Definition
Complement arbitrage is the specific form of arbitrage based on the complement relationship in binary markets: YES and NO are complements that together always pay exactly $1.00. If YES wins, the YES contract pays $1.00 and the NO contract pays $0.00. If NO wins, the reverse. Either way, holding both pays exactly $1.00.
The mathematical basis
In an efficient single-market, YES + NO prices should sum to approximately $1.00 (accounting for fees). Across two separate platforms with independent liquidity, this constraint can break — the same event's YES and NO can be priced at a combined total below $1.00, creating a riskless profit opportunity.
Single-platform vs cross-platform
Single-platform complement arbitrage is rare — market makers quickly correct any YES + NO ≠ $1.00 divergence within the same order book. Cross-platform complement arbitrage between Polymarket and Kalshi is more common because the two order books are completely independent and don't self-correct.

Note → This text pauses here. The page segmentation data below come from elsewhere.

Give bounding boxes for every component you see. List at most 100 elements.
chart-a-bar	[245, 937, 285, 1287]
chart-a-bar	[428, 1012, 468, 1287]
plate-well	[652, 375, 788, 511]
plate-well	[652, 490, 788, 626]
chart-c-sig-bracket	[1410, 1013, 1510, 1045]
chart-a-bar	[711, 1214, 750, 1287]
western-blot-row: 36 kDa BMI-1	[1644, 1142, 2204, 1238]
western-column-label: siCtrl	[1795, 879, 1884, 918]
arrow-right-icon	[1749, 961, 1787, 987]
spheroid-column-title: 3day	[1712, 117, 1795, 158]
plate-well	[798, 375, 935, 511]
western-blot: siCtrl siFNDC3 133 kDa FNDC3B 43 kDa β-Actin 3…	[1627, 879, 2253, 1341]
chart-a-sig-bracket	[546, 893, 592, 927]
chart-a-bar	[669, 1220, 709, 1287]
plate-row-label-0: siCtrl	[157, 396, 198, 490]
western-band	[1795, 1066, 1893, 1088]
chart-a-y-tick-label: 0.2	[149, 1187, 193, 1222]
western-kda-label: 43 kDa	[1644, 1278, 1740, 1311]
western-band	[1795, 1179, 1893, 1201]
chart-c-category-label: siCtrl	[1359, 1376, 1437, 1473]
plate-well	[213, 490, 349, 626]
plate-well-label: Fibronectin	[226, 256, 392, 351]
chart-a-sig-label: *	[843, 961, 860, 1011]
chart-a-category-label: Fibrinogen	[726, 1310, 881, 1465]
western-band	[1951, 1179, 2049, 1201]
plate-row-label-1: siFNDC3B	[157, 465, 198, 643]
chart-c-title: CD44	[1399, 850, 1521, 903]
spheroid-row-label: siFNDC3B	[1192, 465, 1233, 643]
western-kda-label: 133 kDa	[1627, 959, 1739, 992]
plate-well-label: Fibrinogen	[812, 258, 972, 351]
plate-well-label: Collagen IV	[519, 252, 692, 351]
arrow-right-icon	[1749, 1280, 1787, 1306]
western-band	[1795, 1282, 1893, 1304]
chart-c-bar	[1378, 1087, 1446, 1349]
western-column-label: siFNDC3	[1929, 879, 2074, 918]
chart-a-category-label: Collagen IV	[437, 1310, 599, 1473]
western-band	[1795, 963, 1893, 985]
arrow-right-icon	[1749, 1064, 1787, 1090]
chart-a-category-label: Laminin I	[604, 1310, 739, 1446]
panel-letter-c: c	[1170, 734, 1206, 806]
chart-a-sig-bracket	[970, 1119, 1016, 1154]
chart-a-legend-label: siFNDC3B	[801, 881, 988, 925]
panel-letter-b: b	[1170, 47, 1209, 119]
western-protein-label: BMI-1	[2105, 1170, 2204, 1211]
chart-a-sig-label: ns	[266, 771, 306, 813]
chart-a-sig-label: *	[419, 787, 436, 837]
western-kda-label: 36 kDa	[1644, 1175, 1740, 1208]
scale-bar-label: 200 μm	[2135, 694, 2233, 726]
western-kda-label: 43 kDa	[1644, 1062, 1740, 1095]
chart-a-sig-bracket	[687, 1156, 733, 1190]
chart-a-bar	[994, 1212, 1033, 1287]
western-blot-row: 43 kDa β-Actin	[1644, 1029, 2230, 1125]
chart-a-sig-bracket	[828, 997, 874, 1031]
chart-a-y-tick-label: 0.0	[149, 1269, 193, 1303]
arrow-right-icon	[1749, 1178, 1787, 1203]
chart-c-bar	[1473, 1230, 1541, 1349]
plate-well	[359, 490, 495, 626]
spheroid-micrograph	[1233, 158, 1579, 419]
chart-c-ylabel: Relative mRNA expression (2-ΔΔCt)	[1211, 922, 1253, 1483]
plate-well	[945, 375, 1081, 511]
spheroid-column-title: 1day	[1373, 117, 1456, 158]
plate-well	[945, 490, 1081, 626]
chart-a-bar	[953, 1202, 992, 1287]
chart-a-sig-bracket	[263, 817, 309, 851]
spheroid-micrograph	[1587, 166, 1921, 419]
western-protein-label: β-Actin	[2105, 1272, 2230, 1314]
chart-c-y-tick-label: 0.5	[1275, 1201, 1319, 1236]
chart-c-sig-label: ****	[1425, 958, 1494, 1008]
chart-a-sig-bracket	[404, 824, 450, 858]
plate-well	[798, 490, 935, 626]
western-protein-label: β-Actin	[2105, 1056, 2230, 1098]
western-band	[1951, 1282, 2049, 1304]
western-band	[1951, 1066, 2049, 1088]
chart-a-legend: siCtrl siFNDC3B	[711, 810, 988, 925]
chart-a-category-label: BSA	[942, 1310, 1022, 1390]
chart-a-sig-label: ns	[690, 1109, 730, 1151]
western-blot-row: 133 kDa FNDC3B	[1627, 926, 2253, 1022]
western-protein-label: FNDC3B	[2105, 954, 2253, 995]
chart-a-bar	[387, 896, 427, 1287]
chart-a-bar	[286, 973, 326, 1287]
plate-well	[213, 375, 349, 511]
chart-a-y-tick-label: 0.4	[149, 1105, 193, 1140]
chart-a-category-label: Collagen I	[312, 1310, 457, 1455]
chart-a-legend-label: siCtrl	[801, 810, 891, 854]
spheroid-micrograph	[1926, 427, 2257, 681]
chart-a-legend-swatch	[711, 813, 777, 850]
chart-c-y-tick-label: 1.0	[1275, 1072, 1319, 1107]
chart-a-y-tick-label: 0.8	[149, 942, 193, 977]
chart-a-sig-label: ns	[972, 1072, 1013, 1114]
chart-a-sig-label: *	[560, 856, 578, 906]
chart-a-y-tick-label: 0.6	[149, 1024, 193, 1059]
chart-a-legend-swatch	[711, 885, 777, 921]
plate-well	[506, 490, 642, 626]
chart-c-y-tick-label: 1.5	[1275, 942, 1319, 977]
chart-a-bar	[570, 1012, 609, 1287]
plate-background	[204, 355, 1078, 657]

Event matching requirement
Complement arbitrage only works when YES and NO refer to exactly the same event with the same resolution criteria. If the two contracts have different resolution dates, different interpretations of the outcome, or different oracle sources, they're not true complements — and the "arbitrage" carries directional risk.
Why it's the safest form of arbitrage
Unlike statistical arbitrage (which bets on correlations that can break) or triangular arbitrage (which involves multiple currency pairs), complement arbitrage profits are mathematically guaranteed once both legs fill at the quoted prices. The only residual risks are execution risk and resolution risk — both manageable with proper controls.